Implications and Future Directions
The practical applications of this technology are already vast, from productivity tools to creative collaboration. However, the concept of culture-as-code is still in its infancy, and its potential is only beginning to be explored.
LLMs are interactive cultural artifacts that could evolve into platforms for preserving and exploring cultural heritage. Culture-optimized LLMs could allow users to interact with historical texts, artistic traditions, and scientific knowledge in novel ways.
By serving as intermediaries between human thought and machine processing, LLMs facilitate new forms of collaboration, augmenting human creativity and problem-solving as collaborative interfaces.
Aside from collaborative applications, this new kind of automation will also replace a small but growing segment of human labor, owing to its ability to “understand” and manipulate tools to process and transform data. This may eventually grow to challenge assumptions of the symbiotic relationship of capital to society.
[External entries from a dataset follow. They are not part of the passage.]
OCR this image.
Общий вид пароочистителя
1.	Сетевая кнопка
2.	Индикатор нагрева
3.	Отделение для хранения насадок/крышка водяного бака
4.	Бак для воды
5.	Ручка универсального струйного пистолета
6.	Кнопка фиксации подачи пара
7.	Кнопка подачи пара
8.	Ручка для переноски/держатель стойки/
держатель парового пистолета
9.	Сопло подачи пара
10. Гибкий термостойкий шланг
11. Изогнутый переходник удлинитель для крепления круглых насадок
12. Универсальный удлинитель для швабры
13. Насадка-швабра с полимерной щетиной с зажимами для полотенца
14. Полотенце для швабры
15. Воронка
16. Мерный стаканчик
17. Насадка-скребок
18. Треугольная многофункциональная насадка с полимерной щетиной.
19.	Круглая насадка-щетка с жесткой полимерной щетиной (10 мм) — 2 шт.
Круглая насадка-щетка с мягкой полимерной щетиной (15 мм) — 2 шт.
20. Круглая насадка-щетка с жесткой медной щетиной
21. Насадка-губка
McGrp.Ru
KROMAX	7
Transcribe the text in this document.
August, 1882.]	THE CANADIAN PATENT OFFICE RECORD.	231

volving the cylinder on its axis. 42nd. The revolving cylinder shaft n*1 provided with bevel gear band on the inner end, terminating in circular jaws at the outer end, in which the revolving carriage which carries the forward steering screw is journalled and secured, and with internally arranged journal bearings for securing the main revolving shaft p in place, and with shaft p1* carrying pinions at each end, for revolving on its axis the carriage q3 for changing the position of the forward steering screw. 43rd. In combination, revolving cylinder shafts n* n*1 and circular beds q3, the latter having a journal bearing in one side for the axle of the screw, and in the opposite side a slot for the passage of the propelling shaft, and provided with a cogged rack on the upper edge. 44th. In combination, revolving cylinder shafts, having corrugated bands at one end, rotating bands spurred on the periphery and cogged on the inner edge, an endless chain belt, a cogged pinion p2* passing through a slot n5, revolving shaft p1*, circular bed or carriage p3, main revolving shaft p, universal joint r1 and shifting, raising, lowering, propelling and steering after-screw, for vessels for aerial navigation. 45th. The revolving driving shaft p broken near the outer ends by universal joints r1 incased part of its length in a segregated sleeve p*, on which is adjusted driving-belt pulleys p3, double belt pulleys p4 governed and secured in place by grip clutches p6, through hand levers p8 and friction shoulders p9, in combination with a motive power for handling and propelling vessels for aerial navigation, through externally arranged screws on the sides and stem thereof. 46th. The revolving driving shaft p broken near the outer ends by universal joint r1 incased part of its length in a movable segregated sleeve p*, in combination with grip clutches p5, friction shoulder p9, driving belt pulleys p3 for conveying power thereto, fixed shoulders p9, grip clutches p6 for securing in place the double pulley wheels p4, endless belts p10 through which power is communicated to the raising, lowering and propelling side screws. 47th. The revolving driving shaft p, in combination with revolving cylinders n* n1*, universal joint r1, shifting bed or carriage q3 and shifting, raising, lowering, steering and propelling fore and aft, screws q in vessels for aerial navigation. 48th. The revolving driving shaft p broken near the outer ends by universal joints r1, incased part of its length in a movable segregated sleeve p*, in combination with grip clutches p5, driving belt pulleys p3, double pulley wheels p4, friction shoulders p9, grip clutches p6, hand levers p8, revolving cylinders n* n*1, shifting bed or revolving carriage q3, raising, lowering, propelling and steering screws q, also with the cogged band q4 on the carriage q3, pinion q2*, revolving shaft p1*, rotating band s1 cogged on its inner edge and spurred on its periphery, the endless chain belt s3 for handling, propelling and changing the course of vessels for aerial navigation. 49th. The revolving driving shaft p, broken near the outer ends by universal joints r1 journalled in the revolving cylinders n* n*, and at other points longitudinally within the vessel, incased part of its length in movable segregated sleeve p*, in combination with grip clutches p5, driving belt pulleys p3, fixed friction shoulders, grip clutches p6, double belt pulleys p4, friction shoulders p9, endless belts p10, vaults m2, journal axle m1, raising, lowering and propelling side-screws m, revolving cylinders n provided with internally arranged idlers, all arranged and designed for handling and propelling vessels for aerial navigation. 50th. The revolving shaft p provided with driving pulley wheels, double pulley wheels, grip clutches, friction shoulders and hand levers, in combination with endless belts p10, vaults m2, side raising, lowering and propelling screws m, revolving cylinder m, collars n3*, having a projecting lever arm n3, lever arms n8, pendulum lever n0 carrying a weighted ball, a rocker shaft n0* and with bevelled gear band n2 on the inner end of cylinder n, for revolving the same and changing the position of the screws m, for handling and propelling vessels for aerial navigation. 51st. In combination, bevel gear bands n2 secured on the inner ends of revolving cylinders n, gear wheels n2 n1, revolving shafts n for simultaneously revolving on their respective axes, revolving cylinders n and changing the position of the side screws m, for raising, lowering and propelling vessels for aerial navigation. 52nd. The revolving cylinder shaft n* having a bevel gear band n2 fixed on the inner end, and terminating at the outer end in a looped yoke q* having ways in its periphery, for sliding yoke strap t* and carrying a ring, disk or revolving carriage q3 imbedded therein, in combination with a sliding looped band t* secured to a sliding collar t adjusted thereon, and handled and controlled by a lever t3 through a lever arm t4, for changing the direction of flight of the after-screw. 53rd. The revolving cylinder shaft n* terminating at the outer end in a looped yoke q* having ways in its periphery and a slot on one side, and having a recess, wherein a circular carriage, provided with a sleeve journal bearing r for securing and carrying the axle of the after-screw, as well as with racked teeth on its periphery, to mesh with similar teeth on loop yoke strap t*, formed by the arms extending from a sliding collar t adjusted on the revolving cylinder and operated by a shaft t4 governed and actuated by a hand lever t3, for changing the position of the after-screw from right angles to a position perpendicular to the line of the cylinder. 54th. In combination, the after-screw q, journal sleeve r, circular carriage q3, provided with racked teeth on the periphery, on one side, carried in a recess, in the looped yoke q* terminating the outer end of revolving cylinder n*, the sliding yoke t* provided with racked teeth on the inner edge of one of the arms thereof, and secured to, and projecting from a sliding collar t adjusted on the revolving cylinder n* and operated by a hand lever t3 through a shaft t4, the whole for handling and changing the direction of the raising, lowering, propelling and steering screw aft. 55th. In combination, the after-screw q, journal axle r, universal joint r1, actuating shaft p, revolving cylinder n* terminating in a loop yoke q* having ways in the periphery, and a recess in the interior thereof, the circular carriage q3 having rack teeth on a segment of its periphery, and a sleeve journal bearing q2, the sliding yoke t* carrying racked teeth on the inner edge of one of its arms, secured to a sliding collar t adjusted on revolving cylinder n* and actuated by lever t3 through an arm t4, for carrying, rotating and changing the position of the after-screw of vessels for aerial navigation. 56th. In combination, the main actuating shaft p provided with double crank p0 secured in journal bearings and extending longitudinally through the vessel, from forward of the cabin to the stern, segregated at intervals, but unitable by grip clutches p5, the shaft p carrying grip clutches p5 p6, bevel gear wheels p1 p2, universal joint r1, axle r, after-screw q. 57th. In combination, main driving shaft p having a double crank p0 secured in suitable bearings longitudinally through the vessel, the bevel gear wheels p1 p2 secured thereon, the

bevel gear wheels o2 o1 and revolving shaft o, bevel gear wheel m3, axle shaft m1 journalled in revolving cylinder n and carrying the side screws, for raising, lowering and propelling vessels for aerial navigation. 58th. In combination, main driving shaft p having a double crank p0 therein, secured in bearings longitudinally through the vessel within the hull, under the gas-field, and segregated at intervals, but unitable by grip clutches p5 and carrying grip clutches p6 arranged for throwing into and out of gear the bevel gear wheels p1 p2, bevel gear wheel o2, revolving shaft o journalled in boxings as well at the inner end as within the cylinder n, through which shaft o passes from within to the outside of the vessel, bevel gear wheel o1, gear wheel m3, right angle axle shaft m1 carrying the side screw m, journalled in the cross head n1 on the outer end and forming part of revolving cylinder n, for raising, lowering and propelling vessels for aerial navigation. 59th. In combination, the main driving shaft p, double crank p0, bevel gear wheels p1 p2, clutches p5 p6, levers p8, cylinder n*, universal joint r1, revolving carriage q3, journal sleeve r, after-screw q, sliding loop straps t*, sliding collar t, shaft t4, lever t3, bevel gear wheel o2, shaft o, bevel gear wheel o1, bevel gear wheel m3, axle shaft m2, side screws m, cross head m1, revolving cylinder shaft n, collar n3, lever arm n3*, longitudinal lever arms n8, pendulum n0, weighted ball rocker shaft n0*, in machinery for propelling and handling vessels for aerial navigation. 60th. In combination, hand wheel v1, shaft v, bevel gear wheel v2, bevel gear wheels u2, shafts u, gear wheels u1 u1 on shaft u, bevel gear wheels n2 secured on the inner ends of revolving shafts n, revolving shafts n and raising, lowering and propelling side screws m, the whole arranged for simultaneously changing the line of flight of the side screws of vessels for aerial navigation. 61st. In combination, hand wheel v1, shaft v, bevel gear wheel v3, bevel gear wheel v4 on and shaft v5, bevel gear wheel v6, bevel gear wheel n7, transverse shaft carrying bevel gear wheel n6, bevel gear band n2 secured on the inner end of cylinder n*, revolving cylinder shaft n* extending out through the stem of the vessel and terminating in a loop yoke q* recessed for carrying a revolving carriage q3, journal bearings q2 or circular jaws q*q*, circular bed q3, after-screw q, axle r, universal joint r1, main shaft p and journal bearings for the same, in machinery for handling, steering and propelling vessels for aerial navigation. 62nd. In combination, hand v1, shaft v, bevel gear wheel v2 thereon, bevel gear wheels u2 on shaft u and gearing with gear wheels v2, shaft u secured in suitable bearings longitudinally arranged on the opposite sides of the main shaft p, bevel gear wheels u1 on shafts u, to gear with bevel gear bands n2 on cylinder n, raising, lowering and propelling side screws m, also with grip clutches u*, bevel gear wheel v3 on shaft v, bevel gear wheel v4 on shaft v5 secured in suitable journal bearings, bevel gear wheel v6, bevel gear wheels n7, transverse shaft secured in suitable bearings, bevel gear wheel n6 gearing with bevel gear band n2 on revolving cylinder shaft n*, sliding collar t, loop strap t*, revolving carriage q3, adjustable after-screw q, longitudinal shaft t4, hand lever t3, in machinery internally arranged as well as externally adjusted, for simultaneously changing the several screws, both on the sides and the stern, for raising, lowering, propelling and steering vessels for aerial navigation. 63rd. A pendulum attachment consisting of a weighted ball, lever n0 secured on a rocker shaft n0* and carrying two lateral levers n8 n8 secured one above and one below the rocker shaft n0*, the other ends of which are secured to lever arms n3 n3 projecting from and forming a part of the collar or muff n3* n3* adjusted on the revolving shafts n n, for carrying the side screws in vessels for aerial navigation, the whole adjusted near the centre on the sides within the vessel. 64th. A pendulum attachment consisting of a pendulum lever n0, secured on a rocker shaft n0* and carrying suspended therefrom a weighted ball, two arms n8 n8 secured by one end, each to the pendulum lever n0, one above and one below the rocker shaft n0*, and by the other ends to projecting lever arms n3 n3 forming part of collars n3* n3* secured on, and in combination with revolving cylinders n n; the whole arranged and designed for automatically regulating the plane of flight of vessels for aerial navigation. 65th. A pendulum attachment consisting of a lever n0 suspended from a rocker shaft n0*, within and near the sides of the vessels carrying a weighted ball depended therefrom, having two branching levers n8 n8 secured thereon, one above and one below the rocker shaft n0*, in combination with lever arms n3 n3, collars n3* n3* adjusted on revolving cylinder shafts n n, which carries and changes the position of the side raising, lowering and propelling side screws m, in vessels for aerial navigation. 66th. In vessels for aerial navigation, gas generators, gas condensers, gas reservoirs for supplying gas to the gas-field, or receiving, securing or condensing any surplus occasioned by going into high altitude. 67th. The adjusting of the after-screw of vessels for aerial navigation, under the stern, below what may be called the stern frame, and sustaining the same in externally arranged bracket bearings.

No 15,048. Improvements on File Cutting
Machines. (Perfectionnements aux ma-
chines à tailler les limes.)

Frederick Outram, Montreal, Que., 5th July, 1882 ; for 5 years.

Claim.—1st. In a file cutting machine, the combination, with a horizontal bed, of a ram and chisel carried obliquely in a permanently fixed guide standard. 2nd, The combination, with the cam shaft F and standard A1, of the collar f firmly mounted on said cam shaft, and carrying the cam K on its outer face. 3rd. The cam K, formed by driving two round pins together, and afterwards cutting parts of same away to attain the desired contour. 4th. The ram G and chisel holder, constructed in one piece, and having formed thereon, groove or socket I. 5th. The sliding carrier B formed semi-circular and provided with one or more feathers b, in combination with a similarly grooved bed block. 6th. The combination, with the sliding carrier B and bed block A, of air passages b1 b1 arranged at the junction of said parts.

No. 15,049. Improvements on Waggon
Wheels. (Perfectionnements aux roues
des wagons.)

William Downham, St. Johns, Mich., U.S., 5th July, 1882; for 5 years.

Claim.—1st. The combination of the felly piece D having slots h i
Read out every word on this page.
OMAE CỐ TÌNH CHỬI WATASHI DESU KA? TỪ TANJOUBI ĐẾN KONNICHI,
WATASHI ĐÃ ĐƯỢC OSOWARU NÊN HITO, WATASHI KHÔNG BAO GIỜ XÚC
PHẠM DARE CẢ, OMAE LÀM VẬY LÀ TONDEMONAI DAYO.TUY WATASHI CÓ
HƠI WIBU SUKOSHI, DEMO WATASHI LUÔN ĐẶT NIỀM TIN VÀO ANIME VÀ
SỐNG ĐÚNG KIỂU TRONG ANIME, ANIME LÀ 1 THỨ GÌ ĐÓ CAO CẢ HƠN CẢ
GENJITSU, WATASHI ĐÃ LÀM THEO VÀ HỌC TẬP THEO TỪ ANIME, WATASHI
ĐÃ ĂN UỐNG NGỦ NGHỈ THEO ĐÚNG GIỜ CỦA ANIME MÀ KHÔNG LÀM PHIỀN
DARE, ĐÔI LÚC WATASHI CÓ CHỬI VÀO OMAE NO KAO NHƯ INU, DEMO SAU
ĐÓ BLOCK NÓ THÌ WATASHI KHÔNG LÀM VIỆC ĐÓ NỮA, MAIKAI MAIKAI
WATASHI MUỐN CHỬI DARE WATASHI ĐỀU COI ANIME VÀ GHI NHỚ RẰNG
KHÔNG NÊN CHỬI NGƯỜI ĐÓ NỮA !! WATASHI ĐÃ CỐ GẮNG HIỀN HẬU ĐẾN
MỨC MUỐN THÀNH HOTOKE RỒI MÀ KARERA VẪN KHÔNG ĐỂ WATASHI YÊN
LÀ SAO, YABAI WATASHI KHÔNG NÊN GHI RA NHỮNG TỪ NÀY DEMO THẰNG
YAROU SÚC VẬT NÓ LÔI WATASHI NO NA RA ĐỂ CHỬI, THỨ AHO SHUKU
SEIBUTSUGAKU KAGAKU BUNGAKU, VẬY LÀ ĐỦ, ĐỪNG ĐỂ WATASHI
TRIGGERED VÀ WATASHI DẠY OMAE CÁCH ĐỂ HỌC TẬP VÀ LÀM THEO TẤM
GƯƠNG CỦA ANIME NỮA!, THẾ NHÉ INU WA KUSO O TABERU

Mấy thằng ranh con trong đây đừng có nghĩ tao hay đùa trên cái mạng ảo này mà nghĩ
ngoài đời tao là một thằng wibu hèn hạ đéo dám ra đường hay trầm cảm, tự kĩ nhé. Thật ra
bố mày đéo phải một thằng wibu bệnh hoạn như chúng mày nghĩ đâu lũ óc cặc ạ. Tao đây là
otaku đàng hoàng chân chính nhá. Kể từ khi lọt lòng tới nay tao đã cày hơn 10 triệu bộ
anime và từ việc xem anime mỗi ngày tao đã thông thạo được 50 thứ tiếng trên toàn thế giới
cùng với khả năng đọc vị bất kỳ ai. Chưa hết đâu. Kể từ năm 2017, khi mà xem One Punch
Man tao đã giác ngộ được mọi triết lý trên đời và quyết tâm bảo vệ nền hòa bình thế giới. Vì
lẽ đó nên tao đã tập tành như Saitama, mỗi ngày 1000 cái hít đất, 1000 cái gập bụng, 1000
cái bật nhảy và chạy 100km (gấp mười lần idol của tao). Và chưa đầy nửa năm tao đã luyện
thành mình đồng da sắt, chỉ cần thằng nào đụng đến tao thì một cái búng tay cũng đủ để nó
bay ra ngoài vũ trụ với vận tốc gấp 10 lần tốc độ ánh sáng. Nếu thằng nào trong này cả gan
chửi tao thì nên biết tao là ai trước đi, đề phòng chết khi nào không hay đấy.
Ultimately, the "magic" of LLMs is not a product of their architecture, but rather, of the cultural data they encode. They are mirrors of human thought, reflecting back the richness and complexity of our shared knowledge. Recognizing this shifts the focus from the models themselves to the cultural heritage that powers them. To fully realize the potential of this technology, we must engage actively in the curation and stewardship of our cultural data, ensuring that it remains a vibrant, inclusive, and evolving resource.
As LLMs become more integral to society, the curation of training data will grow in importance. Ensuring that these models reflect the diversity, depth, and ethical dimensions of human culture will be critical.
The future of LLMs—and of synthetic intelligence more broadly—will be shaped by how well we understand and harness the power of culture-as-code. We need to recognize the role of our cultural heritage in enabling synthetic intelligence. To make the most of this resource, we must actively engage in its curation to ensure that the richness of human thought and creativity continues to be represented well into the future.